I continue to have faith in these companies because they have a lot of cash. Celera is a company that has raised more than $1 billion in cash. Its sales are expected to top $100 million in 2001 from nothing a few years ago, so it's a very fast-paced area, and investors are continuing to get overexcited and underexcited.

Right now, they are underexcited because market performance has been poor, even though these companies are sitting on huge loads of cash with no debt and getting drugs into various stages of clinical trial. So, the interest is waning in genomics. And, of course, the market itself being so weak is no help.

But one of the reasons we are so excited about genomics is that when the market finally turns, people are going to want to be looking for what's next. They aren't going to want to be going back to the Internet. Even the telcos and the networkers are talking about declining sales, and many people think genomics is what's next. As these drugs come out of the laboratory onto Main Street, maybe the boom of 1999-2000 could return.

TSC: What are some of the current projects of the companies in which you are invested?

Newby:

Visible Genetics

(VGIN)

has a test that analyzes an HIV-afflicted person's genes to determine what treatment regimen would be most effective for them. Therapies for each individual work very differently. This test should be approved by the FDA by the 30th of April. The company is just waiting for the FDA to approve a labeling issue.

The test has also been approved for health insurance and/or government reimbursement because it's a tremendous cost-savings to them to spend only $400 for a test to find the most effective and cost-efficient medicine. This is just one genomic advancement that is going to be used very soon. Already 92 of the 100 largest testing centers in the U.S. have the machine that does this test and have been trained on how to use it. They anticipate that there are 440,000 HIV patients who could use this test effectively, and they need to be tested once a year, so that's 440,000 times $400, which would be a very nice market of $176 million or so.

Aurora Biosciences

(ABSC)

is an equipment manufacturer that makes instruments that the pharmaceutical companies use to analyze genes. They are one of the few companies that actually make money. They made $5.7 million dollars last year, unlike other genomics companies that are burning money. It's interesting that the current market capitalization of the company is just a little over $300 million right now, and it has $100 million in cash. This is typical of genomics companies.

Aviron

(AVIR)

is also one of the more interesting ones. It has a drug called FluMist for flu prevention awaiting FDA final-sales approval. Rather than getting an injection, you intake the medicine as a nasal spray. The flu normally strikes 10% to 20% of the U.S. population. That's 35 million to 50 million people, so this FluMist is going to be an exciting development, particularly because many people don't want to take a flu injection.

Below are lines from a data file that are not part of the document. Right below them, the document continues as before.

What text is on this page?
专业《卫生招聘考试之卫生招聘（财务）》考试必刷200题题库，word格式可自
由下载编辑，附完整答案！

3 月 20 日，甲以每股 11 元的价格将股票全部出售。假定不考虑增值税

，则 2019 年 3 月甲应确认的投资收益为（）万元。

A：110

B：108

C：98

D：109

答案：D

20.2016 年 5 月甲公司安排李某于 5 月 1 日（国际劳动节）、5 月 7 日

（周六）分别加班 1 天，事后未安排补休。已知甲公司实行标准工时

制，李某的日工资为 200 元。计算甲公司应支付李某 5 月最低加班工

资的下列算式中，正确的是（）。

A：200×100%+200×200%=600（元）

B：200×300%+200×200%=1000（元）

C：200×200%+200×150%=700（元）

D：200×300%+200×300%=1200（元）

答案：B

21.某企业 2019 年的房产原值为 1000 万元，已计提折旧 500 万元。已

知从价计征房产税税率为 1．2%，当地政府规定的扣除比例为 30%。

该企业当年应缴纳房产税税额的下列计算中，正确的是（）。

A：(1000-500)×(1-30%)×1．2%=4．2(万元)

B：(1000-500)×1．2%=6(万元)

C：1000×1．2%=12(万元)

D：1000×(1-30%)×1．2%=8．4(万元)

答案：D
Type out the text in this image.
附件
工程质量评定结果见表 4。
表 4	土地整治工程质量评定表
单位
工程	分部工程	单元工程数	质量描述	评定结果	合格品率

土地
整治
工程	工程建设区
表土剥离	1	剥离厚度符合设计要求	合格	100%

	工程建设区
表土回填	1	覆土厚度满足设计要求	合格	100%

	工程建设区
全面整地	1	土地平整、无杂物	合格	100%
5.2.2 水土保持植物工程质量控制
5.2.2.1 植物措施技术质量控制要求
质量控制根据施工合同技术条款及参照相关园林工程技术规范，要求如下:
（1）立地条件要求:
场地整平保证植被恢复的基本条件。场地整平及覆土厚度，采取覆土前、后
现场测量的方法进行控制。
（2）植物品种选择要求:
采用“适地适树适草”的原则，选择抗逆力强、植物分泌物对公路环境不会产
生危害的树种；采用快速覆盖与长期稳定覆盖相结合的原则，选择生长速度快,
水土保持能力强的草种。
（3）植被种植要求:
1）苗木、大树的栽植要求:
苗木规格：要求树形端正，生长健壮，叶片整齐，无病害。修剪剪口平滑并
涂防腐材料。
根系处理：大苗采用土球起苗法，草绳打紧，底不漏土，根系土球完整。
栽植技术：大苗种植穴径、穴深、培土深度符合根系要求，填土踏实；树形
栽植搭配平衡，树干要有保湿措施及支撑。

TSC: How did you become interested in such a specialized area?

Newby:

Just from reading about the sequencing and the mapping of the human genome, and living here in Virginia near the NIH, which is the headquarters of genomics research. I wanted to invest in a group of companies in this area because there are so many unknown variables, even with the companies I like, and because there wasn't a biotech mutual fund that specialized in just this one area I decided to start one of my own.